Бабушка Кюэ ждала их, сидя на жестком полу камеры под неумолимым приглушённым светом сверху. Она казалась бледной и измождённой, под глазами синяки, ни капли прежней самоуверенности.
− Она будет жить, − сказала Лун Чау. Она стояла, прислонившись к стене, боты опять повисли у неё на руках. Только Дочь Теней, настоявшая на наблюдении за Лун Чау и поместившая нескольких ботов на её тело, знала, как та близка к полному истощению. − Не по вашей милости.
Бабушка Кюэ не ответила.
Дочь Теней медленно произнесла:
− Полагаю, это расценят как халатность, а не убийство.
Чайного мастера, конечно, не привлекут, − аптекарь не несет ответственности, если клиент не соблюдает предписанную дозу. Всё легло на сестринство.
Лун Чау промолчала, да ей и не нужно было говорить. Она буквально излучала гнев − то же тщательно контролируемое выражение, как в момент, когда они доставили Туйет в больницу. Тогда она сидела в глубокой сосредоточенности, пока врачи не вынесли вердикт − конечно, не всё в порядке, поскольку такое никогда не проходит даром, но надежда есть.
− Вы должны знать. − Дочь Теней не могла удержаться. Она пыталась быть доброй − не быть Лун Чау − но это нелегко. − Смеси просто не могут...
− Были и другие сигналы. − Лун Чау не отходила от стены. − Происшествия без последствий. Вам повезло, что раньше такого не случалось.

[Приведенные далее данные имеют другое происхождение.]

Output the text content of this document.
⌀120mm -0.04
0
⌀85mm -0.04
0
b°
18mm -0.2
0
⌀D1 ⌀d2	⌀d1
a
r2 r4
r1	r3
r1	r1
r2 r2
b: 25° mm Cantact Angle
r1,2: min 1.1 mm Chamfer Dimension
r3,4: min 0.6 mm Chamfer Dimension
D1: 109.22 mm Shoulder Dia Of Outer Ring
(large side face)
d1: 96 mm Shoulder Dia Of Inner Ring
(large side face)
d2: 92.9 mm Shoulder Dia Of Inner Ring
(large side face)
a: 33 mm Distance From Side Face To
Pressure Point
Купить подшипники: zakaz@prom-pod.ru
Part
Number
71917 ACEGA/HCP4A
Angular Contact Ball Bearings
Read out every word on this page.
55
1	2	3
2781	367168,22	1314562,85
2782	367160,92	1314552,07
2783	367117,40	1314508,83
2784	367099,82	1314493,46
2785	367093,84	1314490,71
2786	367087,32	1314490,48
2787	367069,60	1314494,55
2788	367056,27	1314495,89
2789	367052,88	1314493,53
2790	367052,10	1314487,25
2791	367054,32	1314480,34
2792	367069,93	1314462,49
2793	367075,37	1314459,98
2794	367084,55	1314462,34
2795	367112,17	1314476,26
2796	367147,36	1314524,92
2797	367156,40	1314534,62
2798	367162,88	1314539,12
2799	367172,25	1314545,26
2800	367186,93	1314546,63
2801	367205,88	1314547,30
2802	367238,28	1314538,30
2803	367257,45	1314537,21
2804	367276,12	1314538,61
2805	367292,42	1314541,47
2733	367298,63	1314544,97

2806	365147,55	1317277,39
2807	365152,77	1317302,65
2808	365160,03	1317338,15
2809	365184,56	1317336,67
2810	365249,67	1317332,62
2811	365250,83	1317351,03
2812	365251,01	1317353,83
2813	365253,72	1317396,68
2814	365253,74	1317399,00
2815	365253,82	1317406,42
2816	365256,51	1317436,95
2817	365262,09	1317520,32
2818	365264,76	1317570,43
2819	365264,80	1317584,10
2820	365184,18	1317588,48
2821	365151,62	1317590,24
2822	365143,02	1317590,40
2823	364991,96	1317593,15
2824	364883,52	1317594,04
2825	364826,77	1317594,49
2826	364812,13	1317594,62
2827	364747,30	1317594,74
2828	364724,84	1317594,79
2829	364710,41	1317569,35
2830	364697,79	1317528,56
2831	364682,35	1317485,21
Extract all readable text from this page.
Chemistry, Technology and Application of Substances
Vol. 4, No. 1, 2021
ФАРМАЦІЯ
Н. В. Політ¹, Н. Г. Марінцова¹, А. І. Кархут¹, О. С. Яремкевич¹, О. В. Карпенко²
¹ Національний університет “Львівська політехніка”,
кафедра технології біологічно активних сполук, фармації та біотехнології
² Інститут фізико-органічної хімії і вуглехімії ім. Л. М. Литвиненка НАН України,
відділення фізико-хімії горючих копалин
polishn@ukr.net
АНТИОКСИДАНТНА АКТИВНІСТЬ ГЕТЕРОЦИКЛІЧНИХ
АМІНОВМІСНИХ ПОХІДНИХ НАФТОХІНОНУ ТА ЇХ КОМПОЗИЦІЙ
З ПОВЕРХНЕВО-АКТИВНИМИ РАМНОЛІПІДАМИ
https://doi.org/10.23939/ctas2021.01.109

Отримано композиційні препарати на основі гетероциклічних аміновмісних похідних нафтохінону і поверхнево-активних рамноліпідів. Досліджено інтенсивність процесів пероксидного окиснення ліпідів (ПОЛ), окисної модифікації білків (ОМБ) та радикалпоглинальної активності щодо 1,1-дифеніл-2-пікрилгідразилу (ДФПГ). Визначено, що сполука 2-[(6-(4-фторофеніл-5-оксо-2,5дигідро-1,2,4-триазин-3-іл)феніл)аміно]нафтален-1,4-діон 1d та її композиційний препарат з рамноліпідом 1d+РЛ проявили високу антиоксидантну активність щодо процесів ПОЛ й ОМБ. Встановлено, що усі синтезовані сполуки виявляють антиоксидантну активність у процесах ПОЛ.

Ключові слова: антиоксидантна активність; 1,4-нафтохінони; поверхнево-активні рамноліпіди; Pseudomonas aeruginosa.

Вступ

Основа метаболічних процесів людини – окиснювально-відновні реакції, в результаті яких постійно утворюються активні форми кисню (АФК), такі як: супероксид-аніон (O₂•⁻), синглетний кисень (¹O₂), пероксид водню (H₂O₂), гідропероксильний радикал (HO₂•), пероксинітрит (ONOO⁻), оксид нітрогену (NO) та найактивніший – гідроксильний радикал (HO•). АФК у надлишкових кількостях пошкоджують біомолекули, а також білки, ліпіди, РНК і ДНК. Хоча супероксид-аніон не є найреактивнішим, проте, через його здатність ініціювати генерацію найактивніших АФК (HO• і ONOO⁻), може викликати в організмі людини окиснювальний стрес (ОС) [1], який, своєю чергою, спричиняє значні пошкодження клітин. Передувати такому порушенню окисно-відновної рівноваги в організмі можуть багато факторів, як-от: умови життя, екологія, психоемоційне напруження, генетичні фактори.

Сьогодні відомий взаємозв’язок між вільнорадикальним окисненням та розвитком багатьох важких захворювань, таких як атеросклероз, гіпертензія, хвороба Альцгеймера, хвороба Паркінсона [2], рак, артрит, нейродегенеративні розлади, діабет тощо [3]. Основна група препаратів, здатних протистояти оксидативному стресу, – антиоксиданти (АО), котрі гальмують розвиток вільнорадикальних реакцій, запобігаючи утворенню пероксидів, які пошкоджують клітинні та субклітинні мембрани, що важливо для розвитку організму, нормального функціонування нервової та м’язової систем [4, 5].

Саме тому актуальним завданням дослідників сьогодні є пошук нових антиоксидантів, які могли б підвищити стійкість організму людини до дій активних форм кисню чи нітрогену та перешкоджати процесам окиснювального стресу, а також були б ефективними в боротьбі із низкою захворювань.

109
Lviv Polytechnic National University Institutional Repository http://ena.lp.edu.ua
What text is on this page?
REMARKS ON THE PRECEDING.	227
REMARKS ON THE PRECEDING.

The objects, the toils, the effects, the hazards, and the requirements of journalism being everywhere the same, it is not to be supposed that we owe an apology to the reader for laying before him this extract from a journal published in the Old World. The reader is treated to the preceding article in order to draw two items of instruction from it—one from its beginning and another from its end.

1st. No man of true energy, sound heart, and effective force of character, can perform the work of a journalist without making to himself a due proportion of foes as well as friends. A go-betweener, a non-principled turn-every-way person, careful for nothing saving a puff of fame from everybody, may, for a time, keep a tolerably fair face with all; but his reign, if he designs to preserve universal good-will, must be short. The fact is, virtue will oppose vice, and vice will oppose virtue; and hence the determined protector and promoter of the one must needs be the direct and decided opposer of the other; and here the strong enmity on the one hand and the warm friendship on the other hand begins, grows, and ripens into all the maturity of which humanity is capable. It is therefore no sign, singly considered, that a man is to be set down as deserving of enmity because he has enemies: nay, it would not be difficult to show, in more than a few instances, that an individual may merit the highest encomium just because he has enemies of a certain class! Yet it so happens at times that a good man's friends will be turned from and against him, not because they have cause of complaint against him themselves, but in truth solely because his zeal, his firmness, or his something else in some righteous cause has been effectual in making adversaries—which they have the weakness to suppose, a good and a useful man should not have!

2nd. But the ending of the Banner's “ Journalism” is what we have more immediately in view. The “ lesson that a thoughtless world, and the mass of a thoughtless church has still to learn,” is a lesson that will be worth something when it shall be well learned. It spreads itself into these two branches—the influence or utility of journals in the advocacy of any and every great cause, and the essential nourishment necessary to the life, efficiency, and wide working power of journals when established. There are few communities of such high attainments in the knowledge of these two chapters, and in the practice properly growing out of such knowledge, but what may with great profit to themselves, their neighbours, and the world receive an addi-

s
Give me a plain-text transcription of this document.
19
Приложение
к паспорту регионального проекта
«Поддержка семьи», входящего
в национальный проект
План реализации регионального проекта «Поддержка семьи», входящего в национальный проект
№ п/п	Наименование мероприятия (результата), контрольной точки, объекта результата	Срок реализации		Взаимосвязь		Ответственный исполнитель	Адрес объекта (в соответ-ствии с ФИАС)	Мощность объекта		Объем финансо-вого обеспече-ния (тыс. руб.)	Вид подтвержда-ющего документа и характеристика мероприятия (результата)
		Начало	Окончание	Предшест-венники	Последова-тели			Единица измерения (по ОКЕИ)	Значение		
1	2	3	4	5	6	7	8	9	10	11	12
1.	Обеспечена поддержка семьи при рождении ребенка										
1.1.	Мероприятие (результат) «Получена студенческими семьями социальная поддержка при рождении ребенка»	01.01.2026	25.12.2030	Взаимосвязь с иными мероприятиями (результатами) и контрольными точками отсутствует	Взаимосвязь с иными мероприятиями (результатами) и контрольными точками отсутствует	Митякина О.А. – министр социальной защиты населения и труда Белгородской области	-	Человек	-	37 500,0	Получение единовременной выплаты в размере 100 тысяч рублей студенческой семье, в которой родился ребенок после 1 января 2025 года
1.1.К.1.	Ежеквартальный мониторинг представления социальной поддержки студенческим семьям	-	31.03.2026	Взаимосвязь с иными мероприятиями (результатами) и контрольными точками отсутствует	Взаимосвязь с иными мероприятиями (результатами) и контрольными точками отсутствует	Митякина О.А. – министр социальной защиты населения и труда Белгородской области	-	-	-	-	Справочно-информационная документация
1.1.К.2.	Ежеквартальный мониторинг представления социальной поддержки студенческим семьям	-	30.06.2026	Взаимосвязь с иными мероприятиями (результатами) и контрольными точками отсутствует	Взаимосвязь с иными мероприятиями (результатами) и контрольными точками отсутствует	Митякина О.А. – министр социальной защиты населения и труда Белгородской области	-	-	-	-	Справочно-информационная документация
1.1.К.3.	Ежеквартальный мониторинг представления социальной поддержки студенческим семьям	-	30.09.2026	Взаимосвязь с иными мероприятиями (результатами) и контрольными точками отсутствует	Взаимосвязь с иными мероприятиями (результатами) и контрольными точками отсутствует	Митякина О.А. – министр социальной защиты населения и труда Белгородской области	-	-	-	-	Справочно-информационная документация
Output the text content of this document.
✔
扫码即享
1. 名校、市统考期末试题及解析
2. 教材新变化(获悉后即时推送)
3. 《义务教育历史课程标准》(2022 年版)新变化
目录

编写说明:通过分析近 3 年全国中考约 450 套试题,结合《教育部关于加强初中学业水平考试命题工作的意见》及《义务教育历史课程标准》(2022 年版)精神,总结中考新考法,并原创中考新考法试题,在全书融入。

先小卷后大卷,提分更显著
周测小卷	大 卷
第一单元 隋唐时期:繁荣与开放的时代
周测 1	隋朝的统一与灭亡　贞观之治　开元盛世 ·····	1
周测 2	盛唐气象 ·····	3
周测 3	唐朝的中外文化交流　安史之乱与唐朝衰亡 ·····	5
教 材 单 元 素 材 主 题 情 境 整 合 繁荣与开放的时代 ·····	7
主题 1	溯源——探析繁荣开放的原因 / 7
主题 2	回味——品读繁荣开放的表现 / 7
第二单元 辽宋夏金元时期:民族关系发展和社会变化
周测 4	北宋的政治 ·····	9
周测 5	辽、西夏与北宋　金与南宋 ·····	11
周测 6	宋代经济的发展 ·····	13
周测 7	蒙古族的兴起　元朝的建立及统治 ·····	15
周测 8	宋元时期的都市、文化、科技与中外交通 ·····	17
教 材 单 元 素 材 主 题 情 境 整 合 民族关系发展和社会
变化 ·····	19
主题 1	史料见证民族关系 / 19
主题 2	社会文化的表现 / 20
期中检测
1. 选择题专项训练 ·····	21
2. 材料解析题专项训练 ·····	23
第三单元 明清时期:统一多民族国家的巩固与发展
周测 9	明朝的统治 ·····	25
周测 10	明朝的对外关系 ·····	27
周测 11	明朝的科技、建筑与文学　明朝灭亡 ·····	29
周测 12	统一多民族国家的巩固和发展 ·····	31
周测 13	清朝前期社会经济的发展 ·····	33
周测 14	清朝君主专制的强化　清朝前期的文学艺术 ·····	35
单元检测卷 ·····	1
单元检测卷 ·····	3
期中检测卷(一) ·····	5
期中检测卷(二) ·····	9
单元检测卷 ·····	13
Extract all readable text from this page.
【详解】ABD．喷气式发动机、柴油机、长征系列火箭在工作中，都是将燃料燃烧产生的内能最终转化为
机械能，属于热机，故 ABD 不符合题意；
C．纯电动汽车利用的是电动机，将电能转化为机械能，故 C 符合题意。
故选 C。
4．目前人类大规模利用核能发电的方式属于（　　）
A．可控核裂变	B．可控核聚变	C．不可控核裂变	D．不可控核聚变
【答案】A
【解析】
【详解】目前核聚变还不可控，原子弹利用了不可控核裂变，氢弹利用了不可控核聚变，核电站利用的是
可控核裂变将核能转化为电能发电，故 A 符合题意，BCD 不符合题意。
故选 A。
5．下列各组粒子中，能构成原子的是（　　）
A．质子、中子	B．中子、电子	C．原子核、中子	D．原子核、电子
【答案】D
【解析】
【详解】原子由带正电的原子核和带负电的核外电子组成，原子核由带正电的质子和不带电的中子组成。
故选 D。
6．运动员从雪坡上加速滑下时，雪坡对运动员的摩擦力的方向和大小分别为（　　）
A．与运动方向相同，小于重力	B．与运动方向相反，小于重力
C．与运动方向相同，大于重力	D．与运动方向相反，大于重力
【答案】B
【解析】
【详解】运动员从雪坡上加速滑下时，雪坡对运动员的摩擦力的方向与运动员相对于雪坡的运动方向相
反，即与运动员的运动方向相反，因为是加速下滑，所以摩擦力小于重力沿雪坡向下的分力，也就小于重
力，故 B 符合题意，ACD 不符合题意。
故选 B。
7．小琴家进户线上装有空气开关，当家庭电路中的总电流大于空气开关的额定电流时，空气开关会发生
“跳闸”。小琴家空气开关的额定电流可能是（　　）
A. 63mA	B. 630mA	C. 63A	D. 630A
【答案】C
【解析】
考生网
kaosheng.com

Её тон был невыносимо легкомысленным.
Бабушка Кюэ наконец заговорила − казалось, будто каждое слово ей дорого обходится:
− Я не знала. Я думала... глубокие пространства устрашают. Это чтобы было легче...
− Контролировать вашу паству.
− Вы не понимаете. − Снова заметное усилие, словно воздух у неё во рту превратился в металл. − Церковь поступала так, чтобы делать людей ничтожными, но не… Она запнулась и начала заново. − Когда вы там, и перед вами нет никого и ничего, когда вы осознаете свою ничтожность − вы также осознаете: с вами связано всё, что когда-то было, всё, что когда-нибудь будет. Что все мы, в конце концов, часть этого великого целого.